I'm smack dab in the middle of attempting to work this all out in order to better serve my personal relationships with others that I do truly care about. To make myself a stronger, nicer version on a daily basis. Some days I hit my target, some require additional work when I am able to clearly see how my actions or reactions may effect those dear to me. This trip was one of those eye openers. It was as though all of my flaws were clearly visible to me and not because they were being pointed out or alluded to as can be the case when you feel you are around situations that in the past were toxic.
So in the hopes that this piece doesn't come off as completely vapid I am reaching out to ask if anyone else followed through on a decision similar to this during the holidays, past or present, and is there a way to maintain peace with distance? Those of us that have experienced that amount of pain and rejection may not be well equipped to make such sound choices when emotions are involved whether it be when interacting with a parent, an ex-partner or even a toxic friend.
It's a learning curve, that I'll admit to freely. Naturally, I can't expect myself to have it all figured out since each day brings new challenges. I prefer to see these "challenges" as opportunities for growth, to make myself a greater version of Penelope. These lessons that come our way aren't ever going to cease and they shouldn't or we will become stagnant. When on occasion you don't have any answers I guess you just gotta go with it and trust in a higher power. Something led me out to the desert and I went with it. I had to allow myself to be-just be in the situation and not judge it. Difficult process for damn sure and definitely made easier by it being a short trip.
This vacation forced me to handle some harsh truths about myself that I much preferred to ignore for forty some years. Hey, what the hell; we all have qualities we aren't particularly fond of after all! My uncanny ability to turn my back on relationships, friendships, jobs, anything that gets too "tough" may not have always been the right move suffice it to say. Please understand I am NOT referring to mentally or physically abusive relationships, I mean generally speaking I tend to just walk out of a situation rather than put forth the effort and do the work. So, keeping it real for me this past week meant taking a long hard look at myself rather than finding fault in how others handle their issues.

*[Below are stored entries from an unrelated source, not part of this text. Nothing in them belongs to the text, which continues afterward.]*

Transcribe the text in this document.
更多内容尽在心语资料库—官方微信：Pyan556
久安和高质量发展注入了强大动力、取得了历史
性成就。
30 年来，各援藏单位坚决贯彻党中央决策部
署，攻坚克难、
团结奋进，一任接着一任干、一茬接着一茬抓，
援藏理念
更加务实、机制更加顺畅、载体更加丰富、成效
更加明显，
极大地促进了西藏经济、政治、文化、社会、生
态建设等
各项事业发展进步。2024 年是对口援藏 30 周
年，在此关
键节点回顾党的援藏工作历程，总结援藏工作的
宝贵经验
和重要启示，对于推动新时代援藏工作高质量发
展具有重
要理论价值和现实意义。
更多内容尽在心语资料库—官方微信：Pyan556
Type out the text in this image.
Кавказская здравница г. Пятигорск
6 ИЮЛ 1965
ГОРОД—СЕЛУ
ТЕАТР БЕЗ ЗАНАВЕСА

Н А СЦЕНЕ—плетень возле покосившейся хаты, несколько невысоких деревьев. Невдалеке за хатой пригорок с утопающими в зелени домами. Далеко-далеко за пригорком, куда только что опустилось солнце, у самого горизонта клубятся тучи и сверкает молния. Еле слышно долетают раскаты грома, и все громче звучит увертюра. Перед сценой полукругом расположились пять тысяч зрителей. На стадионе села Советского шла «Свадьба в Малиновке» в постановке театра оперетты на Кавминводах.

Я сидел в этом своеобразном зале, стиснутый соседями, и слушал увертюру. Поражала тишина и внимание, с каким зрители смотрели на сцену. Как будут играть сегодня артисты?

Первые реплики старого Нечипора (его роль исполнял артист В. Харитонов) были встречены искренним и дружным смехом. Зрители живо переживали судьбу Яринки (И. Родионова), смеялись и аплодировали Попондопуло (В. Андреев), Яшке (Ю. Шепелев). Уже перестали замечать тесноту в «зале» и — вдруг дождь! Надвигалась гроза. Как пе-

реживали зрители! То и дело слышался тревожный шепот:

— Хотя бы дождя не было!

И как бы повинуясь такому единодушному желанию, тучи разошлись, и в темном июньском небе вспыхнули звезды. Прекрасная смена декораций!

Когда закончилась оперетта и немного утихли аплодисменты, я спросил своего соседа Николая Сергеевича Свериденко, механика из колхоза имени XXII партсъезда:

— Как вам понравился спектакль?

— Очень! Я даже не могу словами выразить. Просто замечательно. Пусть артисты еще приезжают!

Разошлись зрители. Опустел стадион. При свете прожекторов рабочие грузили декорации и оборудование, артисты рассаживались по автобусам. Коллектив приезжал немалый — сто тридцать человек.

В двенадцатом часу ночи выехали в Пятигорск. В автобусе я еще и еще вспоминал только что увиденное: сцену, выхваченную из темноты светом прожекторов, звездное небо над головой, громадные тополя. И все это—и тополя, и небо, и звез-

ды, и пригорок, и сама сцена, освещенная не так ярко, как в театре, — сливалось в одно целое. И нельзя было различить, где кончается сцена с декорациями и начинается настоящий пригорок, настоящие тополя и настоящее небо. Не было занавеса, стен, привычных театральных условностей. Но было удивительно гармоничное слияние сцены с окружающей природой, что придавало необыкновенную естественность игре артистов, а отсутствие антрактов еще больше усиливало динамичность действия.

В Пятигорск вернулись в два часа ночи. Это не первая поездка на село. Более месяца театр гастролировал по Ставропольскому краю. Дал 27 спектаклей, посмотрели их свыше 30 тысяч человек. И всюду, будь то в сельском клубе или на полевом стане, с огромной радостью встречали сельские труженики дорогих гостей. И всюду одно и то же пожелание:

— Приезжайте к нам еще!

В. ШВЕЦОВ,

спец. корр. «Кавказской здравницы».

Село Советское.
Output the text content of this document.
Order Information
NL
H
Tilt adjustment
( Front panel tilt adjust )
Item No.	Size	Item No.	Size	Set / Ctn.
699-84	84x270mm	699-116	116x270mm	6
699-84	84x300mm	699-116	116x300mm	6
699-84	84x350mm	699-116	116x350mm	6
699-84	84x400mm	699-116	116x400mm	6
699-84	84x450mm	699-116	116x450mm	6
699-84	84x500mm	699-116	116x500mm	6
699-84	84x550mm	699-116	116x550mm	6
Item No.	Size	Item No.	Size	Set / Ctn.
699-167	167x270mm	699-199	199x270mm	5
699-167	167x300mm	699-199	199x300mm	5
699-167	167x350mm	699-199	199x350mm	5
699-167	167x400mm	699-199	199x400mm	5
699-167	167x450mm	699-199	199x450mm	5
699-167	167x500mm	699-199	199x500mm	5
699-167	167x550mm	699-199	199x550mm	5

The family dynamic is a complex one no doubt, but during this particular trip, the family members I have experienced the most frequent amount of hurt from also stood as my greatest teachers. I sit here safely in my own home in a state of gratitude upon this realization and even more determined to constantly be creating a gentler version of me.
Visitor's Guide Courtesy of The Saguaro....PERFECT!!
photo by Penelope
I do not know what the future will bring, but I now know to never say never!